Bring in a Third Party to Help

While hiring a professional to come in and help my mother-in-law bathe wasn’t totally successful, for many families, these bathing visits are a blessing. Most seniors are wholly opposed to the idea at first, but for some, having a stranger assist them is less embarrassing than having a son or daughter do it. Furthermore, in-home caregivers are trained to help people of all physical and cognitive abilities. They know how to knock a shower or bath out quickly, thoroughly and respectfully, all while taking a client’s comfort into consideration. It’s true that some home care companies are better than others about consistently sending the same aides, which is why it is important to do your research before hiring.

Read: How to Select a Home Care Company

Consider Long-Term Care Options

Eventually my mother-in-law’s condition worsened, and she began forgetting about other care needs in addition to bathing. The family saw to her care as best as we could, but the truth was that she could no longer live independently. We were fortunate to find an opening at a nearby nursing home, and she adapted very well. My mother-in-law grew comfortable with the staff and her new routine and bathing was never a problem again.
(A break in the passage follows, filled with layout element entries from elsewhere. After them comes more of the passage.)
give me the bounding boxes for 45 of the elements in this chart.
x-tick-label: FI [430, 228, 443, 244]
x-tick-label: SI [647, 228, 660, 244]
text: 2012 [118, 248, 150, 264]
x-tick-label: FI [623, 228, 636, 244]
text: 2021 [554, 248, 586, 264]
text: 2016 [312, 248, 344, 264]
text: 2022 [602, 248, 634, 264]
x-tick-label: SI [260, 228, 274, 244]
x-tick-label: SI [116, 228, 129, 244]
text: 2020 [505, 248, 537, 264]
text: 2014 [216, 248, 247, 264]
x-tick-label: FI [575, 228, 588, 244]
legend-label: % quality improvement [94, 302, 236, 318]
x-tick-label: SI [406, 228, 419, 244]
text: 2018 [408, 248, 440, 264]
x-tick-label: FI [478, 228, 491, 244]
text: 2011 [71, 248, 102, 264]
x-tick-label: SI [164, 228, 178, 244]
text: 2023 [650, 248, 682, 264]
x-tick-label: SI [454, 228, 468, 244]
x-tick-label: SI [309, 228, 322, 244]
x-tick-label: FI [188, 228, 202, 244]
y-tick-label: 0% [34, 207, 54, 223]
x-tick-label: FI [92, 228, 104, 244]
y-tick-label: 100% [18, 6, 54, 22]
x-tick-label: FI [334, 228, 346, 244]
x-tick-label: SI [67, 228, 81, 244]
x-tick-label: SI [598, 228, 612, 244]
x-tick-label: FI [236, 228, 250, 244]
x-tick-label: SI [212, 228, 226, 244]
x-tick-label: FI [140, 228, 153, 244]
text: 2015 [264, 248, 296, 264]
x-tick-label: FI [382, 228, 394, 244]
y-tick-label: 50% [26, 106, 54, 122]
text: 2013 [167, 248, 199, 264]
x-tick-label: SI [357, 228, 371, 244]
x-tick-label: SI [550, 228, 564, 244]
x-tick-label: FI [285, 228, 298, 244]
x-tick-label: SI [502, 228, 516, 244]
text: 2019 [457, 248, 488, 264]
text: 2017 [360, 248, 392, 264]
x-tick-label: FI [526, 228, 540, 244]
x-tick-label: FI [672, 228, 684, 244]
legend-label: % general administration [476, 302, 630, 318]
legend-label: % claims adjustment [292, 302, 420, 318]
At some point, many caregivers must face the fact that their loved one is not going to regain their physical or mental abilities. It may become dangerous for them to continue living independently, or it may be unrealistic to think that one or even two people can meet their increasing care needs. Placement in an assisted living facility, memory care unit or nursing home is a difficult move to make, but many seniors thrive in these environments. Just as a loved one may be more compliant with their doctor or a professional caregiver compared to a family member, staff at a senior living facility may be more successful when it comes to encouraging proper hygiene, getting them to eat, administering medications without hassle, etc.

Compromise Is Key to Better Hygiene

The hygiene issue is one of many instances in caregiving where compromise is essential. The thing to remember about cleanliness is that you may have to lower your standards. It’s a difficult and undesirable adjustment, especially if you and your loved one live together.

Caregiving and aging are not glamorous, and there are some changes, such as incontinence, that both parties must simply learn to deal with as best as they can. Do not expect or insist on a pristine appearance. It’s often not realistic and will only lead to more frustration and tension between you. It can be embarrassing to take a loved one to a doctor’s appointment or on an outing looking disheveled and smelling dirty, but do your best to encourage and help your loved one look nice and stay clean. If your current approach isn’t working, then it’s time to consider trying something new.